Avg: 1 from 4 votes
|Type:||Trad, TR, 35 ft|
|FA:||Doug Redosh, LP?|
|Page Views:||435 total · 14/month|
|Shared By:||Leo Paik on Aug 10, 2015|
|Admins:||Leo Paik, John McNamee, Frances Fierst, Monty, Monomaniac|
DescriptionThis is a tiny pitch of fairly nice granite up and left of the main face of Jericho. It certainly catches your eye as you climb on the Triangles or look up and left from lower Jericho. It looks a bit loose from a distance, but a mild cleaning gave up a bit of nice climbing. Mike Endicott suggested the line but was unable to be there for our first go.
On FA, we rapped in to avoid harming the rope with rock cleaning. We approached fairly similarly as for the main part of Jericho but aimed for a flattish, cap-like boulder above this corner. You can also traverse carefully from the top of Jericho on a grassy but exposed ledge.
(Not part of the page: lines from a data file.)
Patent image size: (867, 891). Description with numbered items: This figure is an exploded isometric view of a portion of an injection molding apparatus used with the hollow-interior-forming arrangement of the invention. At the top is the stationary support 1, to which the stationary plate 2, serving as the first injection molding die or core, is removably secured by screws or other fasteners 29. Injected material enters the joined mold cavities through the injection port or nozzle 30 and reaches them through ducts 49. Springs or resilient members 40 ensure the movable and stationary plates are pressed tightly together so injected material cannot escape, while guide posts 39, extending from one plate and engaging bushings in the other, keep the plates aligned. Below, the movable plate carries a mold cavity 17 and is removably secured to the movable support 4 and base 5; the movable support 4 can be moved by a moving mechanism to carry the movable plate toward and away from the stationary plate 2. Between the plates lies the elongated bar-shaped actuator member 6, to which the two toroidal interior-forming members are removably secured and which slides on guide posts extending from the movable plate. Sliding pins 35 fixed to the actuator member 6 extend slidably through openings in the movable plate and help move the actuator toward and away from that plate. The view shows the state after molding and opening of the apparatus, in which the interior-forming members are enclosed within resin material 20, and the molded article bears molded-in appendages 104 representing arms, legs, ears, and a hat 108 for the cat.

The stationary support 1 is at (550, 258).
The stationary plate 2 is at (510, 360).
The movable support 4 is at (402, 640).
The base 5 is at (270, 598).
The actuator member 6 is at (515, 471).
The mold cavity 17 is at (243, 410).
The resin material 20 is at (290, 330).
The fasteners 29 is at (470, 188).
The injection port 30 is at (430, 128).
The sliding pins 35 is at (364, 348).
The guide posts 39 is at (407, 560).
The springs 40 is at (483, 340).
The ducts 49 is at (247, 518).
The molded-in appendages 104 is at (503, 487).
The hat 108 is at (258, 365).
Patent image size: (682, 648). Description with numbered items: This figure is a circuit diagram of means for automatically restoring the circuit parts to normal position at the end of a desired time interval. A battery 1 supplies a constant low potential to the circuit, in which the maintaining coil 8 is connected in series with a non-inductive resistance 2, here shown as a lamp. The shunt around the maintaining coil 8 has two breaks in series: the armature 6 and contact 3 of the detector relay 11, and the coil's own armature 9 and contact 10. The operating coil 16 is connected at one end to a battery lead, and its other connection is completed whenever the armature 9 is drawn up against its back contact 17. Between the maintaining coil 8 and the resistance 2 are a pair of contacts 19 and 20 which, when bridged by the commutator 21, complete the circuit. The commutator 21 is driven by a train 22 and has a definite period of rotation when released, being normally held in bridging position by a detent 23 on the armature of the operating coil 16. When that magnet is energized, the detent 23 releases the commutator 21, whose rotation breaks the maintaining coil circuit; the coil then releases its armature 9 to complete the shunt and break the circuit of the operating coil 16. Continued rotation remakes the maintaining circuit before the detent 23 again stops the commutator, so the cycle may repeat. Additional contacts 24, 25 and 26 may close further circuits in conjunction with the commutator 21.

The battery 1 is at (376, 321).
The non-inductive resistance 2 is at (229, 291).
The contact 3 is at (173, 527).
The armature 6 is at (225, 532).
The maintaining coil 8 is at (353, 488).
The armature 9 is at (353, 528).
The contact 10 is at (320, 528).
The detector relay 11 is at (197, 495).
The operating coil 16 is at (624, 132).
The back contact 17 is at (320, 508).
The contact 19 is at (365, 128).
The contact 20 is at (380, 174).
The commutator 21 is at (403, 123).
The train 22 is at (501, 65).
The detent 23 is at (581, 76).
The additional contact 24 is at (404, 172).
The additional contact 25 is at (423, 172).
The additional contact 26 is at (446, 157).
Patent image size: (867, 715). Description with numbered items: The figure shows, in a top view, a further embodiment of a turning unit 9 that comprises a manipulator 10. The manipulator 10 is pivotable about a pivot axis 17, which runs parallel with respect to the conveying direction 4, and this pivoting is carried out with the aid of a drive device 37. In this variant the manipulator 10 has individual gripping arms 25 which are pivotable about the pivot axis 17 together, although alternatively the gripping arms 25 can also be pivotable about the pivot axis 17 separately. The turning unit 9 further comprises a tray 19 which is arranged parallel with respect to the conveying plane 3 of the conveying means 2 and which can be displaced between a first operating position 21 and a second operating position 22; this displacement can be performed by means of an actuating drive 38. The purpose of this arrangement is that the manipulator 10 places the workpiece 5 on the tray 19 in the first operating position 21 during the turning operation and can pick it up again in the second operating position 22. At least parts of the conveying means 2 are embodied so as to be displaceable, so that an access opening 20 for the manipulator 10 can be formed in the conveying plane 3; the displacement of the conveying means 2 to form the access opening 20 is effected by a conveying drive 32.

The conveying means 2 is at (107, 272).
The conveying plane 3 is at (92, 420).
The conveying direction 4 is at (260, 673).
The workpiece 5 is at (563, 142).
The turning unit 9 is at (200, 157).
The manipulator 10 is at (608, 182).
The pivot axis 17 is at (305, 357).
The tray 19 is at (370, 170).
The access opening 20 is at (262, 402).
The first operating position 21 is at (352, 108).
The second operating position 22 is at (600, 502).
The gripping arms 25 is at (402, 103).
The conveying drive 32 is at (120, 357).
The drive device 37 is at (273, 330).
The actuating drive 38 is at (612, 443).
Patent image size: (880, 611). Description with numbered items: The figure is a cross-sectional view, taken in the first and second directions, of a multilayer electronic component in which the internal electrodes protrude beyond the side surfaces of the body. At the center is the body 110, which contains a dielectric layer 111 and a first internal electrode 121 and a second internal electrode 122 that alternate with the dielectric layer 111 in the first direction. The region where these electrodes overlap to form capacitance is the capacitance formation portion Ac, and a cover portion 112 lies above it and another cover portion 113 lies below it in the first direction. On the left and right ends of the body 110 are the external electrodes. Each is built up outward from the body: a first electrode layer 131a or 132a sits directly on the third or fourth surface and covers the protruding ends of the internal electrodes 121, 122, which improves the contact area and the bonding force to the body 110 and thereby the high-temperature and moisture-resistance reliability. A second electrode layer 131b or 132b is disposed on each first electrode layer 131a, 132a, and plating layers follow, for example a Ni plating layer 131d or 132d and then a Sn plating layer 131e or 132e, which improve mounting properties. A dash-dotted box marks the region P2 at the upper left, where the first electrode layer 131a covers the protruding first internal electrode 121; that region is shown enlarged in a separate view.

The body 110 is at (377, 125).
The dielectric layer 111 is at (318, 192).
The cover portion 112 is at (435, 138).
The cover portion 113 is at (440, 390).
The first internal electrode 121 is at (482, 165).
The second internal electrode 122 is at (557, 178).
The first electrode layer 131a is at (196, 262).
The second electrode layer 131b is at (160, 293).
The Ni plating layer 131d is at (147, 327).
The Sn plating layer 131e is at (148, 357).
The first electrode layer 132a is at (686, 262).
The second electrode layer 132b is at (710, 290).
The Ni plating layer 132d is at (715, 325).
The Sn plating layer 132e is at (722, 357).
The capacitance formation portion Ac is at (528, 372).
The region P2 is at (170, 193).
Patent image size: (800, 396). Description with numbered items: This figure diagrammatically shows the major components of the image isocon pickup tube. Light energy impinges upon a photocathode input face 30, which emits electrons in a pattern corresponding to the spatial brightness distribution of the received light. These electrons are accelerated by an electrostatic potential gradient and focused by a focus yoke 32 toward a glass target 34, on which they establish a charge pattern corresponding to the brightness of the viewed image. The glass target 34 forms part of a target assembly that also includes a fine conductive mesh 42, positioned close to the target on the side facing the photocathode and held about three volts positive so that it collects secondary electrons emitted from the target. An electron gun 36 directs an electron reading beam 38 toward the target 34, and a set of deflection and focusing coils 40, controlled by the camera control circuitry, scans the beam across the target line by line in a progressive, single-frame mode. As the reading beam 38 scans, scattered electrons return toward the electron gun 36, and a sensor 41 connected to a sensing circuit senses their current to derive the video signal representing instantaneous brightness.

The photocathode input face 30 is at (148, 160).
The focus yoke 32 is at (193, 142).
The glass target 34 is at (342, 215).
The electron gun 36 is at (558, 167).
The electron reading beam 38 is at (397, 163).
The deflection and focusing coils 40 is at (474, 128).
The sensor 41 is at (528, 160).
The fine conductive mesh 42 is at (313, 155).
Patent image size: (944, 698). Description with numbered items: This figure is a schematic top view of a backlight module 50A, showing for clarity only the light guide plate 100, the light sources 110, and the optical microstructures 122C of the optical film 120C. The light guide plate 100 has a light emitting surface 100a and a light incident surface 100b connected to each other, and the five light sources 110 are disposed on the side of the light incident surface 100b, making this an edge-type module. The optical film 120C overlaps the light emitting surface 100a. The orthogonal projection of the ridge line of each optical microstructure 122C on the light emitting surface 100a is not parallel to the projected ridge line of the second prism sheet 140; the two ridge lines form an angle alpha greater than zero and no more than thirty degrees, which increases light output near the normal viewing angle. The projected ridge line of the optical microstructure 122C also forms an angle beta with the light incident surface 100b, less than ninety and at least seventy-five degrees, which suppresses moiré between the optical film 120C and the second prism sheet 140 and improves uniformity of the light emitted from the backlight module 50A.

We belayed off to the side with a #4 Camlot (old size) to the left, but small cams can work. Pulling up into the dihedral tempts one to step on the jutting flake on the right, but that'll go, so you can use a foothold just below to be safe. A short climber may find the start reachy. Continue up the dihedral and look left for pro. At times, the right wall will lure you. Near the top, the crux seems to involve trusting or not trusting a feldspar-rich hold (I didn't).
Beware of the cactus up and right on the topout ledge.